Mother had an outstanding 100th Birthday Party this month. We are blessed with a loving family life, friends and community. Mother, myself, kitty and my son and his wife is the most supportive family experience of our lifetime. If Mother outlives her money or gets too close to that, I would like to take her home. It could happen in 4 or 5 years. My brother, cousin and a threat made to me to make Mother a ward of the state if I ever try to take Mother home while at the rogue facility worries me. Mother wants me to stay with her for the rest of her life. Staying with her comes first. I want her to know how much Jesus loves her through my demonstrable love for her. Will be asking questions on Aging Care about future responsibilities. Thank you for this open forum.
Now my stepmother is in a SNF with advanced dementia and I am trying to walk the fine line between getting her the best possible care and not being one of "those" daughters. I think that it helps that I know how to look up the current state regulations so I know what is required and what is prohibited. I have also reviewed the reports of the facility's deficiencies in the last survey to give me an idea of what to look out for.

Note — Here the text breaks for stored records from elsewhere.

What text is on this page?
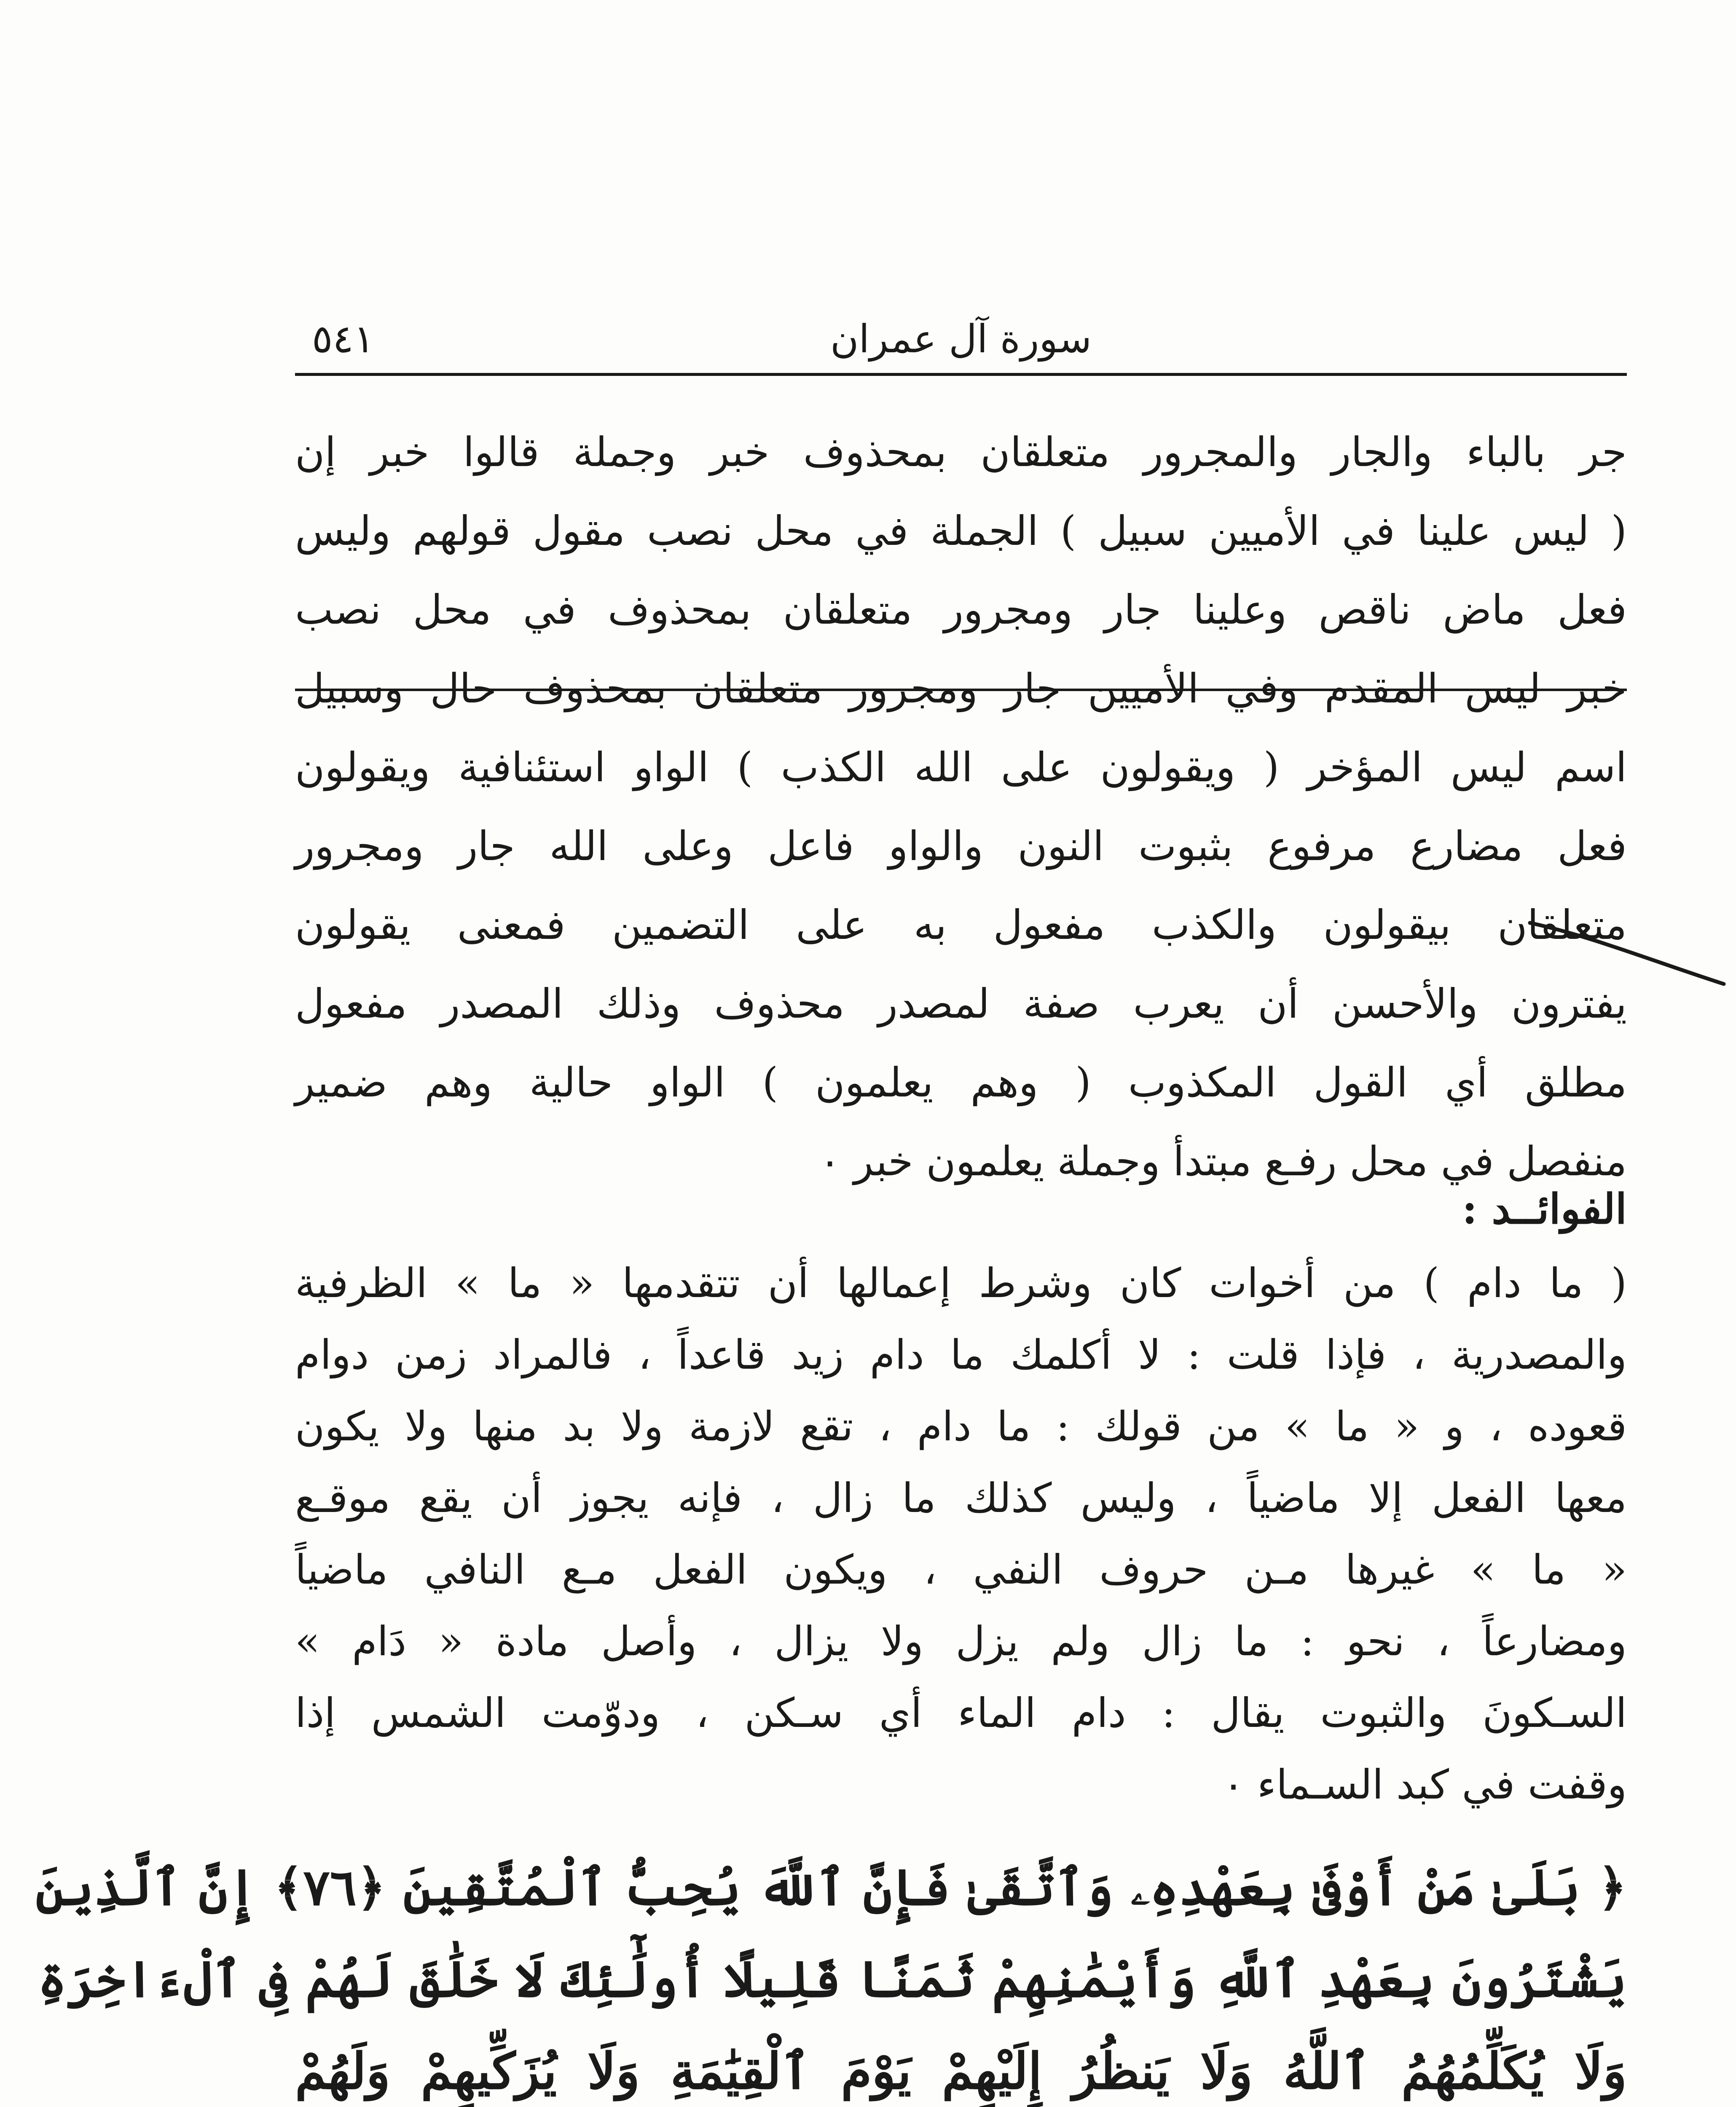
سورة آل عمران
٥٤١
جر بالباء والجار والمجرور متعلقان بمحذوف خبر وجملة قالوا خبر إن
( ليس علينا في الأميين سبيل ) الجملة في محل نصب مقول قولهم وليس
فعل ماض ناقص وعلينا جار ومجرور متعلقان بمحذوف في محل نصب
خبر ليس المقدم وفي الأميين جار ومجرور متعلقان بمحذوف حال وسبيل
اسم ليس المؤخر ( ويقولون على الله الكذب ) الواو استئنافية ويقولون
فعل مضارع مرفوع بثبوت النون والواو فاعل وعلى الله جار ومجرور
متعلقان بيقولون والكذب مفعول به على التضمين فمعنى يقولون
يفترون والأحسن أن يعرب صفة لمصدر محذوف وذلك المصدر مفعول
مطلق أي القول المكذوب ( وهم يعلمون ) الواو حالية وهم ضمير
منفصل في محل رفـع مبتدأ وجملة يعلمون خبر ٠
الفوائــد :
( ما دام ) من أخوات كان وشرط إعمالها أن تتقدمها « ما » الظرفية
والمصدرية ، فإذا قلت : لا أكلمك ما دام زيد قاعداً ، فالمراد زمن دوام
قعوده ، و « ما » من قولك : ما دام ، تقع لازمة ولا بد منها ولا يكون
معها الفعل إلا ماضياً ، وليس كذلك ما زال ، فإنه يجوز أن يقع موقـع
« ما » غيرها مـن حروف النفي ، ويكون الفعل مـع النافي ماضياً
ومضارعاً ، نحو : ما زال ولم يزل ولا يزال ، وأصل مادة « دَام »
السـكونَ والثبوت يقال : دام الماء أي سـكن ، ودوّمت الشمس إذا
وقفت في كبد السـماء ٠
﴿ بَلَىٰ مَنْ أَوْفَىٰ بِعَهْدِهِۦ وَٱتَّقَىٰ فَإِنَّ ٱللَّهَ يُحِبُّ ٱلْمُتَّقِينَ ﴿٧٦﴾ إِنَّ ٱلَّذِينَ
يَشْتَرُونَ بِعَهْدِ ٱللَّهِ وَأَيْمَٰنِهِمْ ثَمَنًا قَلِيلًا أُولَٰٓئِكَ لَا خَلَٰقَ لَهُمْ فِى ٱلْءَاخِرَةِ
وَلَا يُكَلِّمُهُمُ ٱللَّهُ وَلَا يَنظُرُ إِلَيْهِمْ يَوْمَ ٱلْقِيَٰمَةِ وَلَا يُزَكِّيهِمْ وَلَهُمْ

Also I am careful to treat the staff on the floor with respect; they do hard, dirty, and thankless jobs for less money than the work should be worth. Requests or complaints should always be made first to the person who is directly able to help. Sometimes this is the nurse, sometimes the social worker, dietary supervisor, housekeeping supervisor, etc.
I'm not saying that I'm satisfied with poor care; she needs to be kept clean, dry, and fed all the time, not just when I'm looking. I just get along better with the staff when I try to understand their point of view.